My name is Adam Morgan.
I'm the operations manager here at Wilkinsburg Community Ministry.
Since we've walked in the door, you have been busy.
Like making sure your food gets from out there to in here.
Tell me about what it is that you do with the food.
So when we started the morning, we.
We get the shelves loaded with what we have.
And on Fridays in particular, we get a lot of donations in from local grocery stores.
So when we unload those, we bring them in, get them weighed, get them sorted, and then we get them out on the shelves for people to shop for.
We get most of our dry goods, meat and dairy from the Greater Pittsburgh Community Food Bank.
We're part of their network, and we probably get 75-80% of our food from them.
So we definitely cant serve as many people as we do without their support and their partnership, but also the donations that we get in every week from local organizations, stores.
We try to keep stocked up with as much variety as possible.
We have clients with different dietary needs, different cultural and religious considerations.
Anyone that's vegetarian or vegan, we try to keep as much option stocked for them.
The other people in that community, they're your friends.
They're your neighbors, they're your family.
And when you are dealing with friends, familys and neighbors, that just makes it a little bit easier for everyone.
Makes the whole experience here more comfortable and more safe for the people that are coming to shop.
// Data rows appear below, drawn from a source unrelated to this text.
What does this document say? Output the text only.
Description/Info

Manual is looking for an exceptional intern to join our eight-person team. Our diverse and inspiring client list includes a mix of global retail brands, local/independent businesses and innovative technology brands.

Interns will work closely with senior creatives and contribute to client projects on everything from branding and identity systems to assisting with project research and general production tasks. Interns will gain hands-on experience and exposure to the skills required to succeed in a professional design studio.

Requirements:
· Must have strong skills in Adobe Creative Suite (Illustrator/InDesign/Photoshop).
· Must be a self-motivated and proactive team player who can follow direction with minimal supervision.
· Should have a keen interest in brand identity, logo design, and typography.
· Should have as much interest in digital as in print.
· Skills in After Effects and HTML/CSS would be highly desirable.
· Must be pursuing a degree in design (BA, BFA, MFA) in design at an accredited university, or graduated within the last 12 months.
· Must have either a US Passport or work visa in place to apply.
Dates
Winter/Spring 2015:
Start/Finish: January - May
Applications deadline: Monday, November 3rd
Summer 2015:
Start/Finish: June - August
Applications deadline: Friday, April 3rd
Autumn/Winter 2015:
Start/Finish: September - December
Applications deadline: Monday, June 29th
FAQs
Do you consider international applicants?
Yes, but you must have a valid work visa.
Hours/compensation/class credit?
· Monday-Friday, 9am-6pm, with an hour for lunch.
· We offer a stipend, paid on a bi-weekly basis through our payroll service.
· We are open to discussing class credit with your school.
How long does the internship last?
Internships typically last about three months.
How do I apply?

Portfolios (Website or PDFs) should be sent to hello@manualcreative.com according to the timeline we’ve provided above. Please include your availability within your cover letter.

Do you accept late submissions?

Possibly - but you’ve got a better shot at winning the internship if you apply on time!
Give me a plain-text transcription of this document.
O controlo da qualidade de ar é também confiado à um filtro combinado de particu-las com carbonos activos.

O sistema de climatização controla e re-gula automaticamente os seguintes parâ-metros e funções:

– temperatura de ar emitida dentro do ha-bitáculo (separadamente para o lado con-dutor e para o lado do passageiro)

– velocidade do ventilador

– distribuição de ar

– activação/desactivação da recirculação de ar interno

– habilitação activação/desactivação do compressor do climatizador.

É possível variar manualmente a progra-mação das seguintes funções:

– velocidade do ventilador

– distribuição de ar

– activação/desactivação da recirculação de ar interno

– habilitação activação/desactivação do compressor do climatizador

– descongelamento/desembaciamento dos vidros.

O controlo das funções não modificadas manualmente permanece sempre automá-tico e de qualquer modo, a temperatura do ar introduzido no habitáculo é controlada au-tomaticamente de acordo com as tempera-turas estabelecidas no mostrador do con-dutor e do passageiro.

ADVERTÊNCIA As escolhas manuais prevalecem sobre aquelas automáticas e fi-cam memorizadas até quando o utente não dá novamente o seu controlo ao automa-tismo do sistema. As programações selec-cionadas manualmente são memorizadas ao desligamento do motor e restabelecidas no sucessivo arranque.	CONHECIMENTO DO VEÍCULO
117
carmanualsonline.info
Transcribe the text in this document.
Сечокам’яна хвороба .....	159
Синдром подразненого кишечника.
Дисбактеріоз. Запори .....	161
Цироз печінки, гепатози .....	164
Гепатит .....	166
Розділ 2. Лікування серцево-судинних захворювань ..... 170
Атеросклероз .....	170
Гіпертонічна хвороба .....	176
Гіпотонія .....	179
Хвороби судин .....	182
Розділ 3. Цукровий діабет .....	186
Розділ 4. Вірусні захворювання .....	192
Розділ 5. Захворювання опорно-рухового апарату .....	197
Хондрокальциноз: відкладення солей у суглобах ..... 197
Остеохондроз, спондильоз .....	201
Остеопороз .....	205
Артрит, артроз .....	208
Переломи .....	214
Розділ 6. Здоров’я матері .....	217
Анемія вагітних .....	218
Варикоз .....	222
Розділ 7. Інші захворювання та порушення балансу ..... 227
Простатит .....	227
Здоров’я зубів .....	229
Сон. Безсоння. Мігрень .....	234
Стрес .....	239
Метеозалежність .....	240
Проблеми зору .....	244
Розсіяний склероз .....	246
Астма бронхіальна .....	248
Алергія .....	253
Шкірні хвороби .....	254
And we're lucky to be able to do this because of the funding that we get and that we raise.
We also have a mobile pantry that goes out Tuesday through Saturday, typically in the afternoon or evening hours, to try to catch people that are working during the day and can't make it to this food pantry when we're open.
We followed Marcus, who manages the mobile food pantry, to one of his stops at the Edgewood Presbyterian Church and spoke to Reverend Jason Dauer.
So this church has been involved with Wilkinsburg Community Ministry for decades.
We've had a rich relationship with them and have gotten more involved over the last few years as they've sent their mobile food truck out into neighborhoods.
So about two years ago, we connected with Ruth Kittner and asked if we could be one of their mobile food pantry sites, and she said yes.
And so we've been experimented with what that looks like here in Edgewood.
I'm pretty much a little bit of everything I do building maintenance.
I do the food truck, I do pickups for deliveries.
Yeah, so there's thousands of pounds of food I lift every day.
This selection is amazing.
Like, I'm looking at these yams.
They're gorgeous.
The tomatoes are gorgeous.
It's not just shelf stable things.
They have fresh meat, fresh produce.
So nice.
They even have, like, toilet paper and paper towels for our neighbors and us.
Anyone is welcome to come and get supplies from that truck.
I like their fresh produce.
My kids love apples and everything, so it's very helpful because the produce can be very expensive.
When this is available, it's such a blessing.
In order to answer the growing need for services.
The crew with the Wood Street Food Pantry will soon be moving to a larger facility.
The new facility is at 813 South Avenue and we bought it last May.
A year ago in May.
It will allow us to put all of our operation on one floor.
Right now we have refrigerators here.
We have them in the garage, we have them in a storeroom, and we have an outside refrigerator.
Our neighbors, when they come for food, have to walk through, have to wait outside in all weather and then walk through and you know, basically wait for someone else.
This will allow people to wait inside.
It will put all of our food in one location, so that we can better assess what we have and what we need, and it will provide safer places to unload the food off street.
We get to see kids grow up over the years, and it does more than just provide food.
It provides a sense of community and knowing your neighbors.
What do you love most about your job?
I love meeting the people.
I love knowing that I'm doing something good for my neighbors, and I love helping people give money to a cause they believe in because they want to do it.
That's why community is right there in our name, Wilkinsburg Community Ministry.
We are about serving our community.
We're about being a part of our community.